The more
research I do (and I have not done much) the less I trust other research, and
the less I trust my own. When you read a
paper in finance you will invariably find significant results that support the
author’s conclusions. When I run
regressions, my results are weak, sometimes contradicting my hypothesis
sometimes confirming it.
Significance bias
Weak
results don’t get published (and negative results, i.e. results that do not
find evidence for an hypothesis don’t get published either). Academics have an incentive to try things
until they find something significant. Of course, they then only report the
significant results. The problem is firstly that this is a form of data mining
and secondly that there is information in the insignificant results that is now
lost. Future researchers may well duplicate much of the work, not knowing it
has already been tried.
The story bias
We like
stories that fit together. In research (particularly research in finance) this
can be problematic. At some point during your research (or beforehand) you will
develop a theory, a kind of story puts all your results together like pieces of
a puzzle. This will develop long before you have all your results. It’s a good
thing to have a hypothesis before you start running tests on your data – it
helps to avoid data mining.

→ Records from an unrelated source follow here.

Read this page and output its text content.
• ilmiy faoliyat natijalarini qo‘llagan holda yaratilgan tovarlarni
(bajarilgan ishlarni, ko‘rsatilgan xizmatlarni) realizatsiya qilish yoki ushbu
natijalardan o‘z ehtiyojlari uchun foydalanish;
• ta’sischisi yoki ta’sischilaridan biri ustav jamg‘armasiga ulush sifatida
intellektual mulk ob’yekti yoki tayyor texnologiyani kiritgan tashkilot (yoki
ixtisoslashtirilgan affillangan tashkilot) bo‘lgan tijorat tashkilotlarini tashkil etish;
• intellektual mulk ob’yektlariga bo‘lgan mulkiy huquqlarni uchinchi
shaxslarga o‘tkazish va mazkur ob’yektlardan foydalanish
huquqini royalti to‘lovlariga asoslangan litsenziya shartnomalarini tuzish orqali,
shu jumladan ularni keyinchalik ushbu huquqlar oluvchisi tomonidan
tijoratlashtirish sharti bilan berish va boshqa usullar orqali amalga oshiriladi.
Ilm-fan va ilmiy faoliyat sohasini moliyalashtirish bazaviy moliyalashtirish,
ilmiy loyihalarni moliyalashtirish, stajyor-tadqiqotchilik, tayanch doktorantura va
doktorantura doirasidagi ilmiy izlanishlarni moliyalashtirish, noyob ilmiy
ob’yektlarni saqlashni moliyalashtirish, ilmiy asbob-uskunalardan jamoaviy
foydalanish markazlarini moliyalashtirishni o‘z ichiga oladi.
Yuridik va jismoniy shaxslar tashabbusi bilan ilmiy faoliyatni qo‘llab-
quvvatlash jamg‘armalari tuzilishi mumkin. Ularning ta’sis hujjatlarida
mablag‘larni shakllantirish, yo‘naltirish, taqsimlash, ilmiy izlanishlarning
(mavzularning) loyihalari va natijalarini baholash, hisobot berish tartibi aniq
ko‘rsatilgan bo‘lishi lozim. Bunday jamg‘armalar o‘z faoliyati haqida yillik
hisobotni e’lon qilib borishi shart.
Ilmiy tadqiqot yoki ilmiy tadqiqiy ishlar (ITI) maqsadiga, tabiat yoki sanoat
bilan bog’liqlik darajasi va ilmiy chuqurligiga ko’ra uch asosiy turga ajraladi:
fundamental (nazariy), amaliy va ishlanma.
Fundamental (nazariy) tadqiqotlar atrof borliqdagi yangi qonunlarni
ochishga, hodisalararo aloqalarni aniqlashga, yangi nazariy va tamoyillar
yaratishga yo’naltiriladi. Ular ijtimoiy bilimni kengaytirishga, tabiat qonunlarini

However, the danger is that as you look at your
results, you discount the results that do not fit your story. This may not even be conscious. It’s just the
way your brain works. The danger, then,
is that you only report results that fit your story.
As a
researcher you are likely to have more results at your disposal than you can
reasonably report in an article or thesis. You must condense, summarise, omit. More
than that, you must give the
appearance of a coherent structure, an evidence-based explanation of the
underlying forces you have uncovered. You can’t just say, “well, it’s a bit of
a mess.” Your story has to make sense. But sometimes the world is a mess and
stories don’t work.
Self-examination
I wrote
this post not because I found these tendencies in other researchers. I found
their beginnings in myself. I have careful supervision that will prevent
abuses. In theory peer review should uncover these things as well. In practice,
I don’t trust the peer review system either. Thus this is a public reminder to
myself: be wary of cherry-picking results to suit your prejudices.